Continuando, para os que votaram no candidato que venceu as eleições, surge então outra grande responsabilidade, ainda maior do que para a pessoa que votou no candidato derrotado, porque foi justamente através da sua permissão que aquele candidato foi ‘contratado’. Então nesse caso a fiscalização do seu trabalho deve ser ainda maior por parte do eleitor, porque para além de este estar no posto de comando graças à sua escolha direta, ele também deve prestar contas, não para você diretamente, mas para todos os condôminos do Brasil, ou de uma cidade, ou de um Estado, afinal ele passou a ser funcionário de todos, mesmo daqueles que não o escolheriam, e essa responsabilidade recai sobre os ombros das pessoas que nele votaram. Isso torna você corresponsável, ao menos moralmente, das ações daquele funcionário.
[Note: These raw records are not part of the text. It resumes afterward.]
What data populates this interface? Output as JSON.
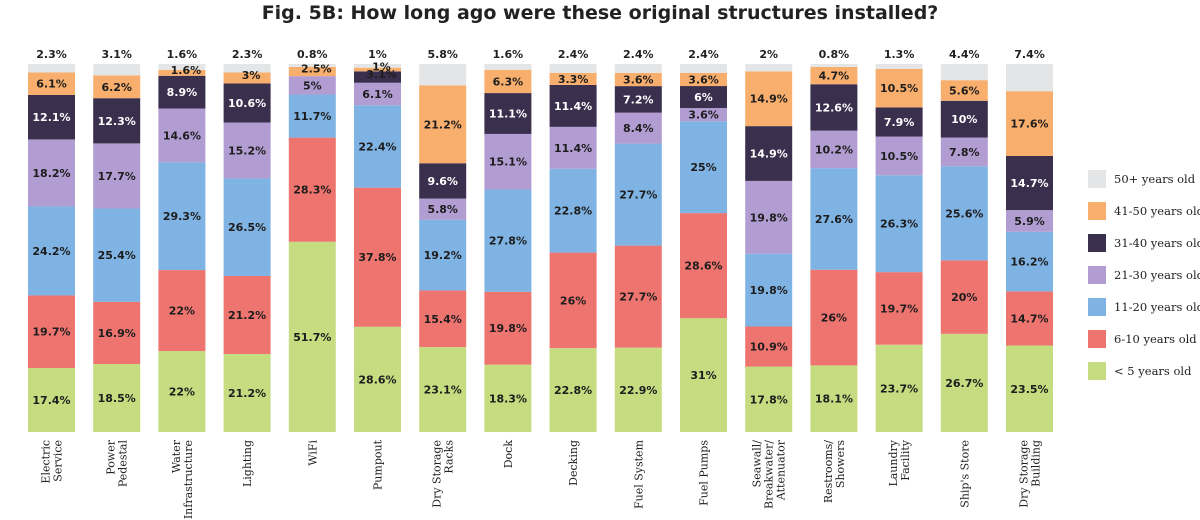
{
  "chart_data": {
    "type": "bar",
    "stacked": true,
    "normalized_percent": true,
    "title": "Fig. 5B: How long ago were these original structures installed?",
    "categories": [
      "Electric Service",
      "Power Pedestal",
      "Water Infrastructure",
      "Lighting",
      "WiFi",
      "Pumpout",
      "Dry Storage Racks",
      "Dock",
      "Decking",
      "Fuel System",
      "Fuel Pumps",
      "Seawall/ Breakwater/ Attenuator",
      "Restrooms/ Showers",
      "Laundry Facility",
      "Ship's Store",
      "Dry Storage Building"
    ],
    "category_lines": [
      [
        "Electric",
        "Service"
      ],
      [
        "Power",
        "Pedestal"
      ],
      [
        "Water",
        "Infrastructure"
      ],
      [
        "Lighting"
      ],
      [
        "WiFi"
      ],
      [
        "Pumpout"
      ],
      [
        "Dry Storage",
        "Racks"
      ],
      [
        "Dock"
      ],
      [
        "Decking"
      ],
      [
        "Fuel System"
      ],
      [
        "Fuel Pumps"
      ],
      [
        "Seawall/",
        "Breakwater/",
        "Attenuator"
      ],
      [
        "Restrooms/",
        "Showers"
      ],
      [
        "Laundry",
        "Facility"
      ],
      [
        "Ship's Store"
      ],
      [
        "Dry Storage",
        "Building"
      ]
    ],
    "series": [
      {
        "name": "< 5 years old",
        "color": "#c5dc80",
        "values": [
          17.4,
          18.5,
          22,
          21.2,
          51.7,
          28.6,
          23.1,
          18.3,
          22.8,
          22.9,
          31,
          17.8,
          18.1,
          23.7,
          26.7,
          23.5
        ],
        "labels": [
          "17.4%",
          "18.5%",
          "22%",
          "21.2%",
          "51.7%",
          "28.6%",
          "23.1%",
          "18.3%",
          "22.8%",
          "22.9%",
          "31%",
          "17.8%",
          "18.1%",
          "23.7%",
          "26.7%",
          "23.5%"
        ]
      },
      {
        "name": "6-10 years old",
        "color": "#ee7470",
        "values": [
          19.7,
          16.9,
          22,
          21.2,
          28.3,
          37.8,
          15.4,
          19.8,
          26,
          27.7,
          28.6,
          10.9,
          26,
          19.7,
          20,
          14.7
        ],
        "labels": [
          "19.7%",
          "16.9%",
          "22%",
          "21.2%",
          "28.3%",
          "37.8%",
          "15.4%",
          "19.8%",
          "26%",
          "27.7%",
          "28.6%",
          "10.9%",
          "26%",
          "19.7%",
          "20%",
          "14.7%"
        ]
      },
      {
        "name": "11-20 years old",
        "color": "#7fb3e3",
        "values": [
          24.2,
          25.4,
          29.3,
          26.5,
          11.7,
          22.4,
          19.2,
          27.8,
          22.8,
          27.7,
          25,
          19.8,
          27.6,
          26.3,
          25.6,
          16.2
        ],
        "labels": [
          "24.2%",
          "25.4%",
          "29.3%",
          "26.5%",
          "11.7%",
          "22.4%",
          "19.2%",
          "27.8%",
          "22.8%",
          "27.7%",
          "25%",
          "19.8%",
          "27.6%",
          "26.3%",
          "25.6%",
          "16.2%"
        ]
      },
      {
        "name": "21-30 years old",
        "color": "#b19dd2",
        "values": [
          18.2,
          17.7,
          14.6,
          15.2,
          5,
          6.1,
          5.8,
          15.1,
          11.4,
          8.4,
          3.6,
          19.8,
          10.2,
          10.5,
          7.8,
          5.9
        ],
        "labels": [
          "18.2%",
          "17.7%",
          "14.6%",
          "15.2%",
          "5%",
          "6.1%",
          "5.8%",
          "15.1%",
          "11.4%",
          "8.4%",
          "3.6%",
          "19.8%",
          "10.2%",
          "10.5%",
          "7.8%",
          "5.9%"
        ]
      },
      {
        "name": "31-40 years old",
        "color": "#3b2f4e",
        "values": [
          12.1,
          12.3,
          8.9,
          10.6,
          0,
          3.1,
          9.6,
          11.1,
          11.4,
          7.2,
          6,
          14.9,
          12.6,
          7.9,
          10,
          14.7
        ],
        "labels": [
          "12.1%",
          "12.3%",
          "8.9%",
          "10.6%",
          "",
          "3.1%",
          "9.6%",
          "11.1%",
          "11.4%",
          "7.2%",
          "6%",
          "14.9%",
          "12.6%",
          "7.9%",
          "10%",
          "14.7%"
        ]
      },
      {
        "name": "41-50 years old",
        "color": "#f8ae6c",
        "values": [
          6.1,
          6.2,
          1.6,
          3,
          2.5,
          1,
          21.2,
          6.3,
          3.3,
          3.6,
          3.6,
          14.9,
          4.7,
          10.5,
          5.6,
          17.6
        ],
        "labels": [
          "6.1%",
          "6.2%",
          "1.6%",
          "3%",
          "2.5%",
          "1%",
          "21.2%",
          "6.3%",
          "3.3%",
          "3.6%",
          "3.6%",
          "14.9%",
          "4.7%",
          "10.5%",
          "5.6%",
          "17.6%"
        ]
      },
      {
        "name": "50+ years old",
        "color": "#e4e5e6",
        "values": [
          2.3,
          3.1,
          1.6,
          2.3,
          0.8,
          1,
          5.8,
          1.6,
          2.4,
          2.4,
          2.4,
          2,
          0.8,
          1.3,
          4.4,
          7.4
        ],
        "labels": [
          "2.3%",
          "3.1%",
          "1.6%",
          "2.3%",
          "0.8%",
          "1%",
          "5.8%",
          "1.6%",
          "2.4%",
          "2.4%",
          "2.4%",
          "2%",
          "0.8%",
          "1.3%",
          "4.4%",
          "7.4%"
        ]
      }
    ],
    "legend_position": "right",
    "grid": false
  }
}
Vamos retornar ao exemplo de uma empresa. Suponha agora que você tenha uma empresa em sociedade com um amigo, veja, você e ele, apesar de trabalharem juntos, possuem certas diferenças, que são muito úteis para solucionar diferentes problemas, até porque, como todos sabemos, pessoas que pensam de forma igual tendem sempre a recorrer aos mesmos tipos de pensamento para solucionar a alguma questão problemática, e isso não é saudável em nenhuma empresa. Então vamos supor que, em dado momento, seu sócio tenha contratado um funcionário para gerir determinado setor da empresa, e que o tenha feito apesar da sua resistência, pois bem, se este funcionário não cumprir o papel para o qual foi contratado, ou melhor, extrapolando ainda mais a situação, se este funcionário tentar dar um golpe em vocês dois e assumir o controle de sua empresa, ele será por óbvio demitido, correto? Com certeza. Mas a quem você irá responsabilizar pela contratação desse ser abjeto e incompetente? Ao seu sócio.
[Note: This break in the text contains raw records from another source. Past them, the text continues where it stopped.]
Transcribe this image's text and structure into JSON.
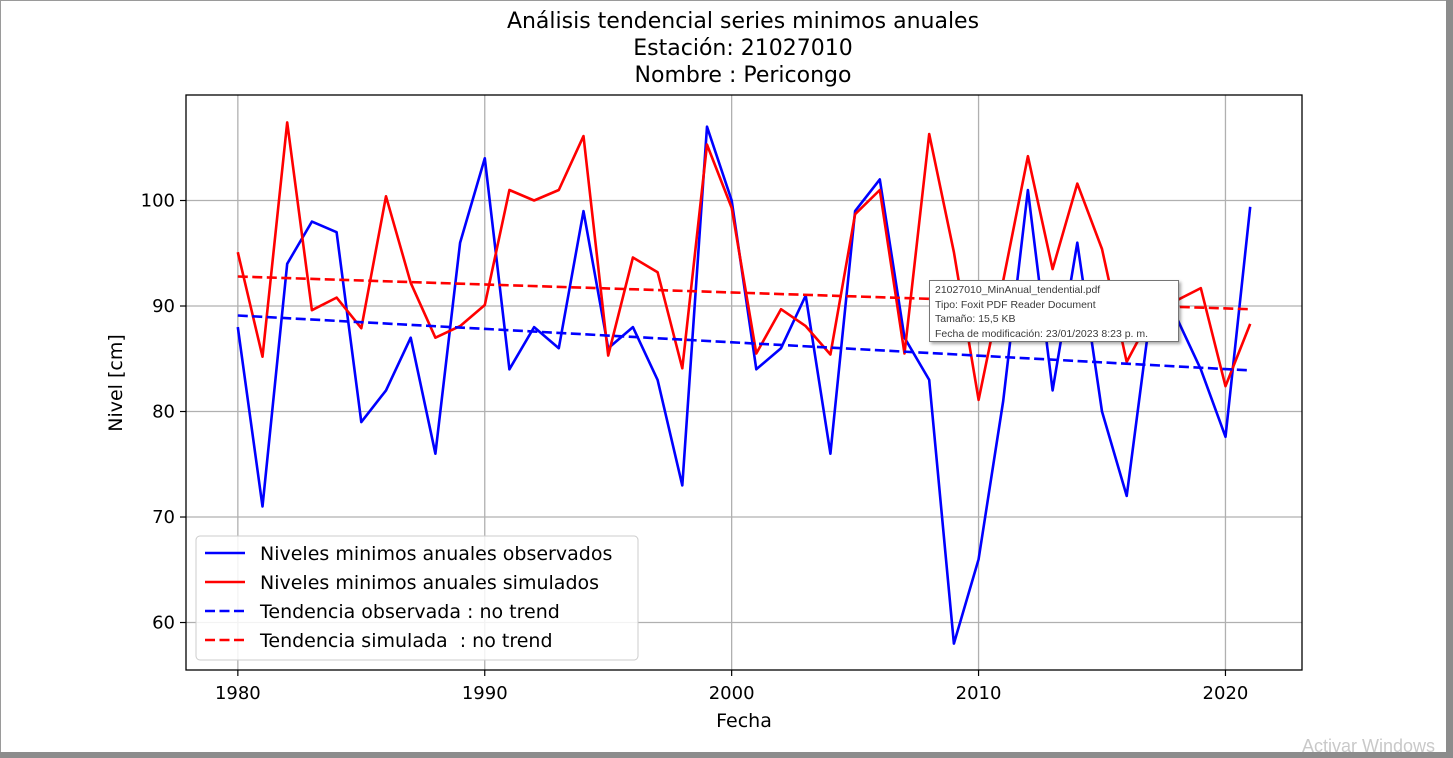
{
  "chart_data": {
    "type": "line",
    "title": [
      "Análisis tendencial series minimos anuales",
      "Estación: 21027010",
      "Nombre : Pericongo"
    ],
    "xlabel": "Fecha",
    "ylabel": "Nivel [cm]",
    "xlim": [
      1977.9,
      2023.1
    ],
    "ylim": [
      55.5,
      110
    ],
    "xticks": [
      1980,
      1990,
      2000,
      2010,
      2020
    ],
    "yticks": [
      60,
      70,
      80,
      90,
      100
    ],
    "grid": true,
    "legend_position": "lower-left",
    "x": [
      1980,
      1981,
      1982,
      1983,
      1984,
      1985,
      1986,
      1987,
      1988,
      1989,
      1990,
      1991,
      1992,
      1993,
      1994,
      1995,
      1996,
      1997,
      1998,
      1999,
      2000,
      2001,
      2002,
      2003,
      2004,
      2005,
      2006,
      2007,
      2008,
      2009,
      2010,
      2011,
      2012,
      2013,
      2014,
      2015,
      2016,
      2017,
      2018,
      2019,
      2020,
      2021
    ],
    "series": [
      {
        "name": "Niveles minimos anuales observados",
        "color": "#0000ff",
        "style": "solid",
        "values": [
          88,
          71,
          94,
          98,
          97,
          79,
          82,
          87,
          76,
          96,
          104,
          84,
          88,
          86,
          99,
          86,
          88,
          83,
          73,
          107,
          100,
          84,
          86,
          91,
          76,
          99,
          102,
          87,
          83,
          58,
          66,
          81,
          101,
          82,
          96,
          80,
          72,
          90,
          89,
          84,
          77.6,
          99.4
        ]
      },
      {
        "name": "Niveles minimos anuales simulados",
        "color": "#ff0000",
        "style": "solid",
        "values": [
          95.1,
          85.2,
          107.4,
          89.6,
          90.8,
          87.9,
          100.4,
          92.2,
          87,
          88.1,
          90.1,
          101,
          100,
          101,
          106.1,
          85.3,
          94.6,
          93.2,
          84.1,
          105.3,
          99.3,
          85.5,
          89.7,
          88.1,
          85.4,
          98.7,
          101,
          85.5,
          106.3,
          95.1,
          81.1,
          92.4,
          104.2,
          93.5,
          101.6,
          95.4,
          84.7,
          89.1,
          90.5,
          91.7,
          82.4,
          88.3
        ]
      },
      {
        "name": "Tendencia observada : no trend",
        "color": "#0000ff",
        "style": "dashed",
        "values_endpoints": {
          "x": [
            1980,
            2021
          ],
          "y": [
            89.1,
            83.9
          ]
        }
      },
      {
        "name": "Tendencia simulada  : no trend",
        "color": "#ff0000",
        "style": "dashed",
        "values_endpoints": {
          "x": [
            1980,
            2021
          ],
          "y": [
            92.8,
            89.7
          ]
        }
      }
    ]
  },
  "tooltip": {
    "filename": "21027010_MinAnual_tendential.pdf",
    "type": "Tipo: Foxit PDF Reader Document",
    "size": "Tamaño: 15,5 KB",
    "modified": "Fecha de modificación: 23/01/2023 8:23 p. m."
  },
  "watermark": "Activar Windows"
}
Isso funciona em qualquer empresa, em qualquer lugar, mesmo na sua casa, quando por ventura acontece de um dos integrantes do casal contratar alguém que rouba a casa, é comum e até esperado que o outro membro do casal ao menos censure a pessoa que escolheu, justamente porque não soube fazê-lo bem. É por isso que, quando se vota no candidato que foi escolhido para a vaga, deve-se manter ainda mais vigilante quanto de suas ações no decorrer do cargo, porque você passa a partilhar com ele o desempenho de suas funções, senão de forma prática, com certeza do campo de vista da moral e da ética.
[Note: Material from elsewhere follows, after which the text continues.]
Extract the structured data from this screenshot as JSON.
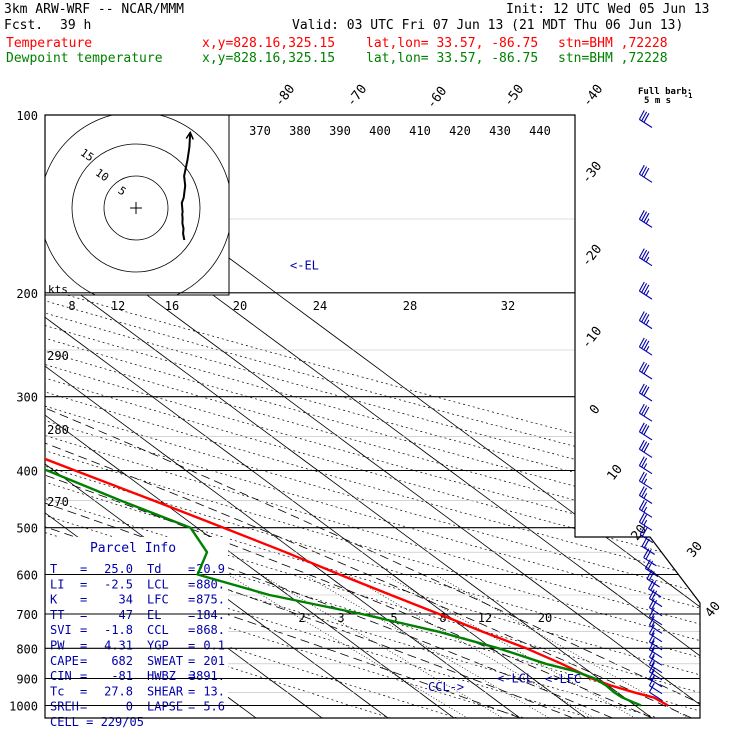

Agora, não adianta, por exemplo, fiscalizar este funcionário sob qualquer prisma que não seja o de resultados concretos que seu trabalho esteja gerando. Da mesma maneira, não se deve manter um funcionário, ou uma funcionária incompetente apenas em razão de sua beleza, ou porque é seu amigo, ou por qualquer coisa que seja e que não se resuma apenas aos resultados que entrega, porque esse tipo de escolha enviesada por outros fatores pessoais, no geral prejudica toda a saúde financeira e competitiva da sua empresa, bem como um mandatário ruim pode, e em geral vai, prejudicar ao país ou a cidade inteira por sua simples incapacidade, quer seja moral quer seja técnica — e em muitos casos verifica-se os dois, a incapacidade moral aliada a uma incapacidade técnica. É assim que candidatos envolvidos em escândalos e acusações de corrupção até o pescoço continuam sendo reeleitos.

Todo o extenso caminho que percorre o seu voto é importante, desde a escolha de um candidato até a sua fiscalização, e esta deve ser exercida diuturnamente, não sob aspectos emocionais, mas sim sob aspectos práticos, de qualidade do serviço realmente prestado. Este é o poder que você tem nas mãos, e não o usar, sinceramente, é a mesma coisa que rasgar dinheiro, ou é o mesmo que colocar as mãos em um fio de energia desencapado repetidas vezes e continuar esperando que em algum momento não se tome um choque…

* Ricardo Holz, é especialista em administração pública e autor do livro “Manual básico para não ser enganado por políticos.”